Mediante un comunicado, el emisor apuntó que en el ámbito externo, "el principal foco de atención sigue siendo el desarrollo del conflicto entre Estados Unidos e Irán", mientras que "la persistencia de los riesgos inflacionarios ha llevado a los principales bancos centrales a mantener una postura restrictiva y de cautela", de modo que las tasas de interés siguen al alza desde la última Reunión, mientras que el dólar se ha depreciado.
En cuanto al escenario chileno, el Central relevó que "la economía mantuvo un bajo desempeño en el segundo trimestre y comienzos del tercero", marcada por una desaceleración de la demanda interna, así como por la subida del desempleo y de la inflación, esto último ratificado en el IPC de agosto.
Con todo, "el escenario macroeconómico sigue sujeto a un grado de incertidumbre mayor que el habitual: por un lado, siguen presentes los riesgos asociados al conflicto en Medio Oriente, que incluso se han intensificado en lo más reciente.
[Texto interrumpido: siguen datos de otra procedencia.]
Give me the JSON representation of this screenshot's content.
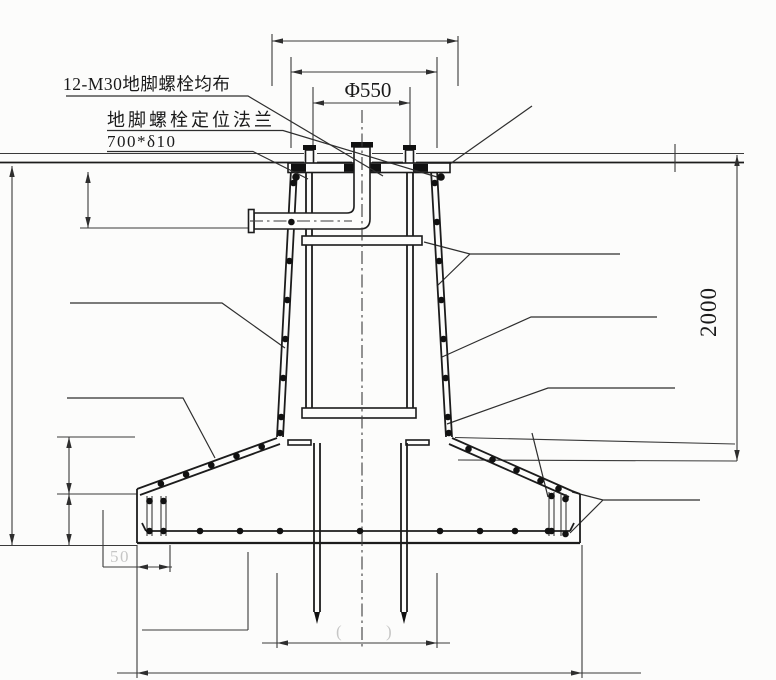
{
  "drawing": {
    "title": "anchor-bolt-foundation-section",
    "callouts": {
      "anchor_bolts": "12-M30地脚螺栓均布",
      "flange_line1": "地脚螺栓定位法兰",
      "flange_line2": "700*δ10"
    },
    "dimensions": {
      "bolt_circle": "Φ550",
      "foundation_depth": "2000",
      "edge_offset": "50",
      "erased_open": "(",
      "erased_close": ")"
    },
    "colors": {
      "line": "#1c1c1c",
      "dim_line": "#3a3a3a",
      "paper": "#fcfcfb"
    }
  }
}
Por otro, si bien se anticipa que la economía local retomará impulso hacia 2027, no puede descartarse que su debilidad actual sea más persistente que lo previsto".
"El Consejo estima que será necesaria la constante evaluación de escenarios alternativos en que la respuesta de la economía mundial y local pueda configurar trayectorias de la inflación distintas de las esperadas y requiera cambios en la política monetaria. De este modo, la evolución futura de la TPM seguirá evaluándose Reunión a Reunión en función del desarrollo de los acontecimientos", agrega la nota del Central.
Al cierre del escrito, "el Consejo reafirma que tomará las decisiones necesarias para cumplir con su objetivo de que la inflación proyectada se ubique en 3% en un horizonte de dos años".